The Wall Street Journal reported today anothe new PPP project for Florida.
In a deal struck last week, a Spanish-led group will be paid as much as $1.8 billion over 35 years to design, build, operate and maintain three new toll lanes along traffic-clogged Interstate 595 near Fort Lauderdale. The agreement came as something of a surprise during a period of turmoil in credit markets, and many experts called it a model for how states and private investors can work together to upgrade the nation's aging roads, bridges and other transportation infrastructure.

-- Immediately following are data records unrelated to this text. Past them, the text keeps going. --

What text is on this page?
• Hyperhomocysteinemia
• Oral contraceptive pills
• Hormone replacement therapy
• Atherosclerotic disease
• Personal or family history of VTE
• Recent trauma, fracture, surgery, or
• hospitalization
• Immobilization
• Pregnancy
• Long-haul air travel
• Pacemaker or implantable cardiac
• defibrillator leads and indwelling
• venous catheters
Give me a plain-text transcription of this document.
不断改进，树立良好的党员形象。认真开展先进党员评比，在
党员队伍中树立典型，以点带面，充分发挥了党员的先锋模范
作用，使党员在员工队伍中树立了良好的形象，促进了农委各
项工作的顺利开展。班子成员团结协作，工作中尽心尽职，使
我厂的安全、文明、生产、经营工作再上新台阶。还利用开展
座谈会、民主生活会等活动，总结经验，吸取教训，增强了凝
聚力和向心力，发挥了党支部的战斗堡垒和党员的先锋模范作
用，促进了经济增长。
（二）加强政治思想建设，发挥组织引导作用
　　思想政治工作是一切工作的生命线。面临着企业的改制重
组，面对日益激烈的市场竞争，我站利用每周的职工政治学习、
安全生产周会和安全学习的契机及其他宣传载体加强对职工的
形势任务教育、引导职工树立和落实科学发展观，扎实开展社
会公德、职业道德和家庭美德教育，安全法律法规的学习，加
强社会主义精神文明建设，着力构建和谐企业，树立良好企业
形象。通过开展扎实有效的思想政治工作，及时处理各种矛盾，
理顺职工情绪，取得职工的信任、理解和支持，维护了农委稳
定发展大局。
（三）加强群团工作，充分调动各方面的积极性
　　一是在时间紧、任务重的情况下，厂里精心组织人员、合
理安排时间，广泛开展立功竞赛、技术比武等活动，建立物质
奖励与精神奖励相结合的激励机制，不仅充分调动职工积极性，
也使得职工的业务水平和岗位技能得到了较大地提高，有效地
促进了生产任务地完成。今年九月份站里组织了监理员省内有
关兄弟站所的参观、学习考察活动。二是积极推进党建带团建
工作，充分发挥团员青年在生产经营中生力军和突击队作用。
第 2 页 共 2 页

The US Secretary of Transportation Ray LaHood said Florida's funding issue is a microcosm of a national problem, and the government should support public-private partnerships as one way to solve it. The administration has agreed to provide Florida with $600 million in low-interest loans to support the 595 deal under a program established by the Transportation Infrastructure Finance and Innovation Act, or Tifia. Last week, Mr. LaHood called the Florida deal "part of the Obama administration's commitment to reviving the economy and putting Americans back to work.
As my colleague and founder of Reason Bob Poole said, "This project is a harbinger of what we may be seeing over the next decade or so, as we don't have enough money for major construction”
The Obama administration has rejected the idea of increasing the 18.4-cent-a-gallon federal gasoline tax to raise revenue for infrastructure projects. That could lead states to pursue more private-funding options.
Undoubtedly we will see more private deals in the future.